Los caminos de Cecilia

 
Un momento muy especial se vivió en la Ciudadela, un puente entre Cielo y tierra.

“Quizás lo más significativo de ese año para mí fue la muerte de Cecilia Perrín. Del mismo grupo de su hermano Eduardo, por él sabíamos que ella se estaba por casar, recibíamos noticias de la luna de miel, del embarazo, hasta cuando comenzó a estar mal, el tumor, la decisión de que naciera Agustina, y luego su muerte. Yo era la primera vez que vivía una situación con estas características. Primero por lo trágico, porque Cecilia era muy joven, pero estaba toda la heroicidad, y luego el drama de Luis, con Agustina, una criatura”.

Me vuelve a la memoria este tramo de la entrevista a un joven, a propósito de su experiencia en Mariápolis en 1985, mientras rodeamos en sencilla ceremonia el lugar donde, desde entonces, descansan los restos de Cecilia  Perrín al cumplirse otro aniversario de su nacimiento, el 22 de febrero de 1957, en un sector sobreelevado del campo santo, porque ya es considerada por la Iglesia como “sierva de Dios”, por su “vida ejemplar”.

“Tus caminos son una locura, rompen mi humanidad, pero son los únicos que quiero recorrer”, reza la frase más emblemática de Cecilia, escrita en cursiva en su lápida. Sintetiza el momento en que, embarazada de pocos meses, había decidido rechazar el tratamiento que podría salvar su vida, porque costaría la de su criatura, y arriesgar hasta que ésta naciera, cuando lo más probable es que ya no hubiera vuelta atrás.

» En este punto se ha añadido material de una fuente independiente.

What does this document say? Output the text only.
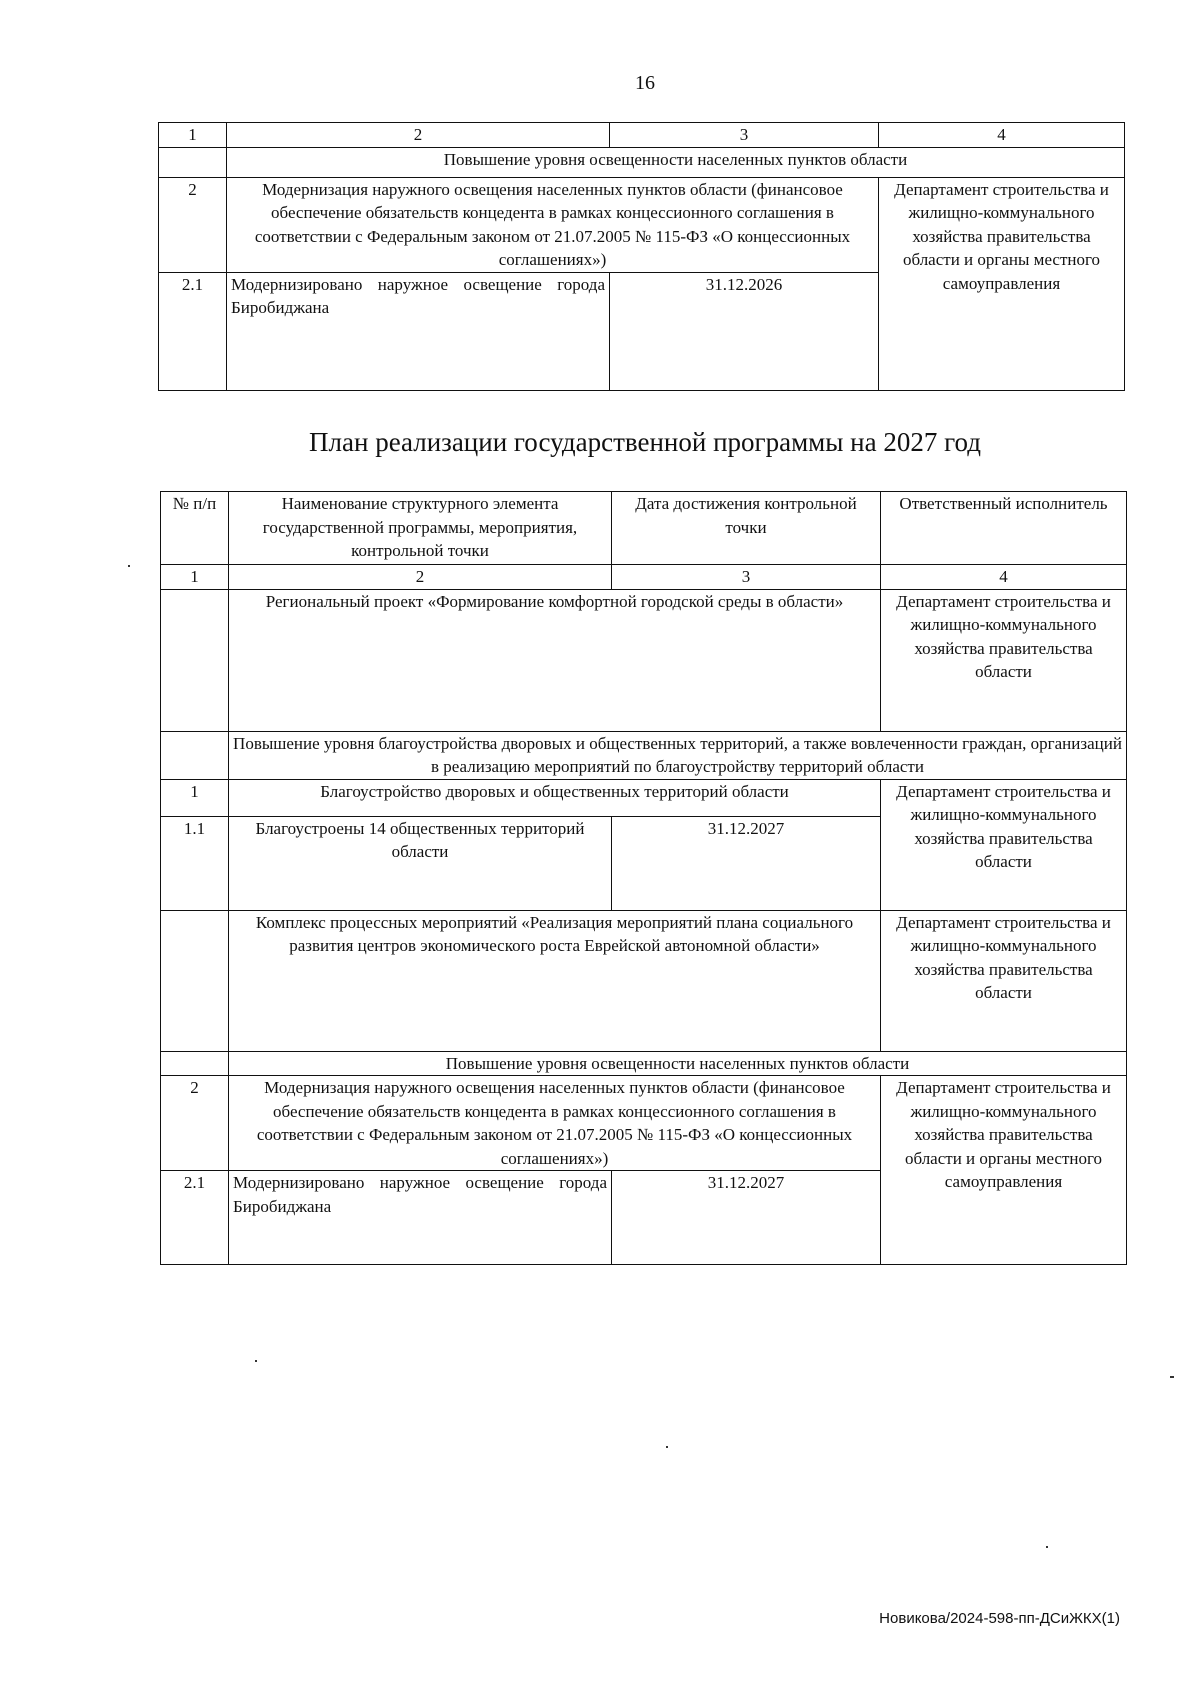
16
1	2	3	4
	Повышение уровня освещенности населенных пунктов области		
2	Модернизация наружного освещения населенных пунктов области (финансовое обеспечение обязательств концедента в рамках концессионного соглашения в соответствии с Федеральным законом от 21.07.2005 № 115-ФЗ «О концессионных соглашениях»)		Департамент строительства и жилищно-коммунального хозяйства правительства области и органы местного самоуправления
2.1	Модернизировано наружное освещение города Биробиджана	31.12.2026	
План реализации государственной программы на 2027 год
№ п/п	Наименование структурного элемента государственной программы, мероприятия, контрольной точки	Дата достижения контрольной точки	Ответственный исполнитель
1	2	3	4
	Региональный проект «Формирование комфортной городской среды в области»		Департамент строительства и жилищно-коммунального хозяйства правительства области
	Повышение уровня благоустройства дворовых и общественных территорий, а также вовлеченности граждан, организаций в реализацию мероприятий по благоустройству территорий области		
1	Благоустройство дворовых и общественных территорий области		Департамент строительства и жилищно-коммунального хозяйства правительства области
1.1	Благоустроены 14 общественных территорий области	31.12.2027	
	Комплекс процессных мероприятий «Реализация мероприятий плана социального развития центров экономического роста Еврейской автономной области»		Департамент строительства и жилищно-коммунального хозяйства правительства области
	Повышение уровня освещенности населенных пунктов области		
2	Модернизация наружного освещения населенных пунктов области (финансовое обеспечение обязательств концедента в рамках концессионного соглашения в соответствии с Федеральным законом от 21.07.2005 № 115-ФЗ «О концессионных соглашениях»)		Департамент строительства и жилищно-коммунального хозяйства правительства области и органы местного самоуправления
2.1	Модернизировано наружное освещение города Биробиджана	31.12.2027	
Новикова/2024-598-пп-ДСиЖКХ(1)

Dar la vida, en el sentido más pleno, fue desde entonces cada paso consciente, sufrido y gozado con el espíritu de quién escala una cumbre fascinante e inexplorada. Pudimos asomarnos a esa experiencia escuchando juntos retazos de sus cartas a Luis, a familiares, amigos, alumnos… . “Desde el primer día que supe de mi enfermedad comencé a vivir algo nuevo. Recuerdo que en el momento de enterarme, al comunicárselo a Luis comencé a llorar y cuando él quiso consolarme pude decirle que el dolor estaba, pero que consuelo no necesitaba, y le hablé de Jesús Abandonado. En este momento no recuerdo bien lo que le dije, pero sí sé que fue la primera vez que lo entendí con la vida, y luego todos los días de ahí en adelante”.

En otra ocasión, ya avanzado el proceso tumoral, comenta: “Me han llamado dos amigas para venir a verme y de entrada dije que no porque me sentía mal. Después pensé, ¿quién soy yo para decirles eso? Mi cuerpo no es mío, lo que Jesús está obrando en mí es fruto de todos y para todos. Para mí es importante descubrir esto. Es una transformación (…). Me ha permitido descubrir el amor más allá de las máscaras. Se ha purificado”.

“¿Saben lo que hago cuando el dolor es muy grande y me parece no poder ofrecerlo? – les comenta a sus alumnos – Miro al crucifijo, le sonrío y le digo: ‘yo no puedo ofrecerte esto, me parece demasiado, pero vos hacé de cuenta que lo hago’, ¡¡y resulta!!! Se experimenta luego la paz”.

Y finalmente: “Tú, Señor, conoces mi debilidad. Eres el único que puede cubrirla. Te quiero. ¡Qué locura poder decirle a Dios, ‘te quiero’! Poder sentirte en mí… ¡Qué locura!”.

Casi pegada a la de Cecilia hay otra lápida igual, la de Manuel Perrín, su padre, que no ha sido ubicada allí sólo por una cuestión de parentesco natural, sino porque también él ha merecido el título de “siervo de Dios”, dada su ejemplar entrega al servicio de la comunidad. Y ahí se comprende mejor cómo Cecilia pudo florecer sin duda por su virtud personal, pero también por el humus en que fue cultivada, desde la familia a toda la comunidad. En efecto, si uno tiende la vista a todo el cementerio puede reconocer, en cada uno de los que descansan en la cuidada sobriedad de ese rincón privilegiado de la ciudadela, la pertenencia al mismo ideal de vida evangélica. Lo dice también la cruz que se eleva en medio de ese espacio y lleva escrito en hierro forjado, como definiendo la identidad común de todas esas vidas: “…y nosotros hemos creído en el Amor”.